As I waited for a table, I realized I was right behind an old lady with a walker, in front of a bickering middle-age couple, and barely a foot away from an imperious-looking 60-ish matron with the worst facelift I'd ever seen. I suddenly I remembered how my friend John had described the restaurant's patrons: "The Bad Hair Capital of Kansas City," he grimaced. "Crotchety old ladies with frizzy perms and hideous Johnson County housewives with ratty bleach jobs or maniacal frosted heads or shellacked with so much hairspray their heads look like the glazed pastries in the display cases.

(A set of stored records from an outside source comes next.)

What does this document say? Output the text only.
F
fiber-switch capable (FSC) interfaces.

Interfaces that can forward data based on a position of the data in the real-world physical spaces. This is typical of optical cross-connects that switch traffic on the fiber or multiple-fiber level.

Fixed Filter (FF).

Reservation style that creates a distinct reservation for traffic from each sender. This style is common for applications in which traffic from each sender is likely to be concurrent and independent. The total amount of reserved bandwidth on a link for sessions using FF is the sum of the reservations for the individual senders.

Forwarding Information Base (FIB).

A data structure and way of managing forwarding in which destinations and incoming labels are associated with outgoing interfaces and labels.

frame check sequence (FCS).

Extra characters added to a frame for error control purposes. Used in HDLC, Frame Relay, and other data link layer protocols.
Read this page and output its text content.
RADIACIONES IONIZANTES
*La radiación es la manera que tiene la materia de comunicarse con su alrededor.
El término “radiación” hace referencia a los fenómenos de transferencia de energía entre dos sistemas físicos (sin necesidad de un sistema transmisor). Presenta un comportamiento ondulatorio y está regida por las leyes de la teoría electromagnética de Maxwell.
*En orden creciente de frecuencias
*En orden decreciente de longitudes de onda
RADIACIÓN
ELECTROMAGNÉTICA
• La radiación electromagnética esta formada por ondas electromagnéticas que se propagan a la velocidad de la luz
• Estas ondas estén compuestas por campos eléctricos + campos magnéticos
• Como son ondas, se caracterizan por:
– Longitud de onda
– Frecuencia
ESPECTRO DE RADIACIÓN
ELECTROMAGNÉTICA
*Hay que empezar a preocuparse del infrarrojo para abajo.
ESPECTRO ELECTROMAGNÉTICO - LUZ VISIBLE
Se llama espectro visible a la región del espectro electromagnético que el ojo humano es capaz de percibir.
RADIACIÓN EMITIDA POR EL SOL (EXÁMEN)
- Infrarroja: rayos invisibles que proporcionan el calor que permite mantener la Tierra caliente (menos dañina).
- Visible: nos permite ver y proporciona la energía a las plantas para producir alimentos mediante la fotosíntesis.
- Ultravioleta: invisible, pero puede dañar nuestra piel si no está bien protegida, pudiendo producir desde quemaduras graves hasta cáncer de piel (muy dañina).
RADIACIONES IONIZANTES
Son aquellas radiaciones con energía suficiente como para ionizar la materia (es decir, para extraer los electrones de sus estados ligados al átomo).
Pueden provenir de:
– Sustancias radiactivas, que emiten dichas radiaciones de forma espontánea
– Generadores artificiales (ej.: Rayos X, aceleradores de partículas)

It's like something out of that Joan Crawford movie, The Women."
I'm happy to report that after several lunches at Andre's (the restaurant stopped serving dinner nearly a decade ago so that Marcel and Connie could spend more time with their children), I saw that the clientele is far more varied and interesting than John's caustic description. I saw plenty of men in suits (the restaurant is close to several midtown office towers) and a few under-30 diners mixed in with the Ladies Who Lunch crowd (some of them were in desperate need of a good hairdresser) who still dominate the dining room.
"Yes, there was the perception that this place was a little-old-ladies' tea room that followed us for years and years," says Marcel Bollier. "But the customer base has changed dramatically over the years. Now you see more of a mix of men and women, different age groups and backgrounds. The perception started, I think, because this restaurant is a tea room. That sounds ladylike."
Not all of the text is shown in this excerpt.